La residente del comune di Johnsonville e studentessa dell'Università Episcopale Metodista Africana (AMEU), Diana Teah, ha detto a Global Voices che la protesta del 7 giugno è stata un evento storico:

The government of Liberia, which is supposed to uphold freedom of speech, took on a very bad trend on that fateful day.

Il governo liberiano, che dovrebbe garantire la libertà di parola, quel giorno ha imboccato la direzione sbagliata.

Teah ha descritto il blocco come una “vergogna per il popolo liberiano” e per gli altri cittadini che vivono nella nazione dell'Africa Occidentale:

Not only for us but the international observers, those who were present here that day, [they] were all embarrassed, maintaining that social media is one of the important places where we receive and give out information! I advise that the government of Liberia pays attention to the growth and development of our country that is dying rather than focusing on shutting down Facebook.

Non solo per noi, ma anche per gli osservatori internazionali e per chi era presente quel giorno. Tutti erano imbarazzati e sostenevano che i social media sono uno dei posti principali in cui possiamo dare e ricevere informazioni! Consiglio al governo liberiano di prestare attenzione alla crescita e allo sviluppo del nostro Paese, anziché focalizzarsi sull'oscurare Facebook.

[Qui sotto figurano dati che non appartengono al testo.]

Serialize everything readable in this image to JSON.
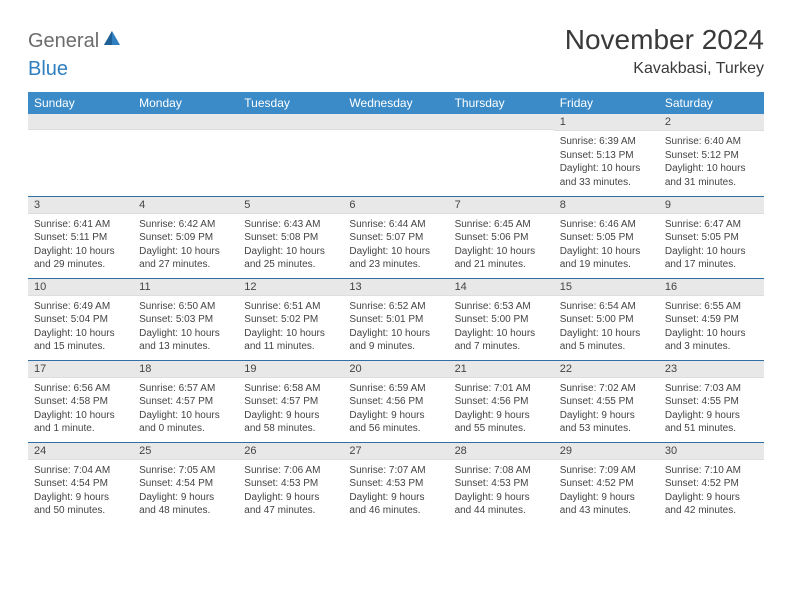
{
  "logo": {
    "part1": "General",
    "part2": "Blue"
  },
  "title": "November 2024",
  "location": "Kavakbasi, Turkey",
  "weekday_headers": [
    "Sunday",
    "Monday",
    "Tuesday",
    "Wednesday",
    "Thursday",
    "Friday",
    "Saturday"
  ],
  "colors": {
    "header_bg": "#3b8bc8",
    "row_border": "#2f6fa5",
    "daynum_bg": "#e8e8e8",
    "text": "#444444"
  },
  "weeks": [
    [
      {
        "n": "",
        "sunrise": "",
        "sunset": "",
        "daylight": ""
      },
      {
        "n": "",
        "sunrise": "",
        "sunset": "",
        "daylight": ""
      },
      {
        "n": "",
        "sunrise": "",
        "sunset": "",
        "daylight": ""
      },
      {
        "n": "",
        "sunrise": "",
        "sunset": "",
        "daylight": ""
      },
      {
        "n": "",
        "sunrise": "",
        "sunset": "",
        "daylight": ""
      },
      {
        "n": "1",
        "sunrise": "Sunrise: 6:39 AM",
        "sunset": "Sunset: 5:13 PM",
        "daylight": "Daylight: 10 hours and 33 minutes."
      },
      {
        "n": "2",
        "sunrise": "Sunrise: 6:40 AM",
        "sunset": "Sunset: 5:12 PM",
        "daylight": "Daylight: 10 hours and 31 minutes."
      }
    ],
    [
      {
        "n": "3",
        "sunrise": "Sunrise: 6:41 AM",
        "sunset": "Sunset: 5:11 PM",
        "daylight": "Daylight: 10 hours and 29 minutes."
      },
      {
        "n": "4",
        "sunrise": "Sunrise: 6:42 AM",
        "sunset": "Sunset: 5:09 PM",
        "daylight": "Daylight: 10 hours and 27 minutes."
      },
      {
        "n": "5",
        "sunrise": "Sunrise: 6:43 AM",
        "sunset": "Sunset: 5:08 PM",
        "daylight": "Daylight: 10 hours and 25 minutes."
      },
      {
        "n": "6",
        "sunrise": "Sunrise: 6:44 AM",
        "sunset": "Sunset: 5:07 PM",
        "daylight": "Daylight: 10 hours and 23 minutes."
      },
      {
        "n": "7",
        "sunrise": "Sunrise: 6:45 AM",
        "sunset": "Sunset: 5:06 PM",
        "daylight": "Daylight: 10 hours and 21 minutes."
      },
      {
        "n": "8",
        "sunrise": "Sunrise: 6:46 AM",
        "sunset": "Sunset: 5:05 PM",
        "daylight": "Daylight: 10 hours and 19 minutes."
      },
      {
        "n": "9",
        "sunrise": "Sunrise: 6:47 AM",
        "sunset": "Sunset: 5:05 PM",
        "daylight": "Daylight: 10 hours and 17 minutes."
      }
    ],
    [
      {
        "n": "10",
        "sunrise": "Sunrise: 6:49 AM",
        "sunset": "Sunset: 5:04 PM",
        "daylight": "Daylight: 10 hours and 15 minutes."
      },
      {
        "n": "11",
        "sunrise": "Sunrise: 6:50 AM",
        "sunset": "Sunset: 5:03 PM",
        "daylight": "Daylight: 10 hours and 13 minutes."
      },
      {
        "n": "12",
        "sunrise": "Sunrise: 6:51 AM",
        "sunset": "Sunset: 5:02 PM",
        "daylight": "Daylight: 10 hours and 11 minutes."
      },
      {
        "n": "13",
        "sunrise": "Sunrise: 6:52 AM",
        "sunset": "Sunset: 5:01 PM",
        "daylight": "Daylight: 10 hours and 9 minutes."
      },
      {
        "n": "14",
        "sunrise": "Sunrise: 6:53 AM",
        "sunset": "Sunset: 5:00 PM",
        "daylight": "Daylight: 10 hours and 7 minutes."
      },
      {
        "n": "15",
        "sunrise": "Sunrise: 6:54 AM",
        "sunset": "Sunset: 5:00 PM",
        "daylight": "Daylight: 10 hours and 5 minutes."
      },
      {
        "n": "16",
        "sunrise": "Sunrise: 6:55 AM",
        "sunset": "Sunset: 4:59 PM",
        "daylight": "Daylight: 10 hours and 3 minutes."
      }
    ],
    [
      {
        "n": "17",
        "sunrise": "Sunrise: 6:56 AM",
        "sunset": "Sunset: 4:58 PM",
        "daylight": "Daylight: 10 hours and 1 minute."
      },
      {
        "n": "18",
        "sunrise": "Sunrise: 6:57 AM",
        "sunset": "Sunset: 4:57 PM",
        "daylight": "Daylight: 10 hours and 0 minutes."
      },
      {
        "n": "19",
        "sunrise": "Sunrise: 6:58 AM",
        "sunset": "Sunset: 4:57 PM",
        "daylight": "Daylight: 9 hours and 58 minutes."
      },
      {
        "n": "20",
        "sunrise": "Sunrise: 6:59 AM",
        "sunset": "Sunset: 4:56 PM",
        "daylight": "Daylight: 9 hours and 56 minutes."
      },
      {
        "n": "21",
        "sunrise": "Sunrise: 7:01 AM",
        "sunset": "Sunset: 4:56 PM",
        "daylight": "Daylight: 9 hours and 55 minutes."
      },
      {
        "n": "22",
        "sunrise": "Sunrise: 7:02 AM",
        "sunset": "Sunset: 4:55 PM",
        "daylight": "Daylight: 9 hours and 53 minutes."
      },
      {
        "n": "23",
        "sunrise": "Sunrise: 7:03 AM",
        "sunset": "Sunset: 4:55 PM",
        "daylight": "Daylight: 9 hours and 51 minutes."
      }
    ],
    [
      {
        "n": "24",
        "sunrise": "Sunrise: 7:04 AM",
        "sunset": "Sunset: 4:54 PM",
        "daylight": "Daylight: 9 hours and 50 minutes."
      },
      {
        "n": "25",
        "sunrise": "Sunrise: 7:05 AM",
        "sunset": "Sunset: 4:54 PM",
        "daylight": "Daylight: 9 hours and 48 minutes."
      },
      {
        "n": "26",
        "sunrise": "Sunrise: 7:06 AM",
        "sunset": "Sunset: 4:53 PM",
        "daylight": "Daylight: 9 hours and 47 minutes."
      },
      {
        "n": "27",
        "sunrise": "Sunrise: 7:07 AM",
        "sunset": "Sunset: 4:53 PM",
        "daylight": "Daylight: 9 hours and 46 minutes."
      },
      {
        "n": "28",
        "sunrise": "Sunrise: 7:08 AM",
        "sunset": "Sunset: 4:53 PM",
        "daylight": "Daylight: 9 hours and 44 minutes."
      },
      {
        "n": "29",
        "sunrise": "Sunrise: 7:09 AM",
        "sunset": "Sunset: 4:52 PM",
        "daylight": "Daylight: 9 hours and 43 minutes."
      },
      {
        "n": "30",
        "sunrise": "Sunrise: 7:10 AM",
        "sunset": "Sunset: 4:52 PM",
        "daylight": "Daylight: 9 hours and 42 minutes."
      }
    ]
  ]
}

Altri liberiani, invece, hanno difeso la decisione del governo di bloccare l'accesso a internet, ritenendo che sia prerogativa del governo garantire la sicurezza. Alicemae Kwapo, una liberiana che attualmente risiede negli Stati Uniti, ha affermato che “il governo ha agito nel giusto, ha fatto il proprio lavoro”.

In un'intervista su Facebook Messenger, Kwapo ha dichiarato che oscurare i social media “quel giorno ha avuto un impatto minore sulle persone di quello che ha avuto la manifestazione. […] Il pubblico non conosceva i rischi e i motivi per cui il governo liberiano ha agito come ha agito il giorno della protesta”, ha aggiunto.

Sebbene il governo non abbia fornito [8] un motivo per l'oscuramento, le interruzioni intenzionali di internet sono considerate [9] una violazione degli standard internazionali sui diritti umani.

La Liberia, uno degli Stati firmatari della Convenzione Internazionale sui Diritti Civili e Politici (ICCPR), dovrebbe astenersi dall'ordinare queste interruzioni e dovrebbe prendere provvedimenti per garantire agli utenti il diritto alla libertà di espressione e all'accesso alle informazioni online.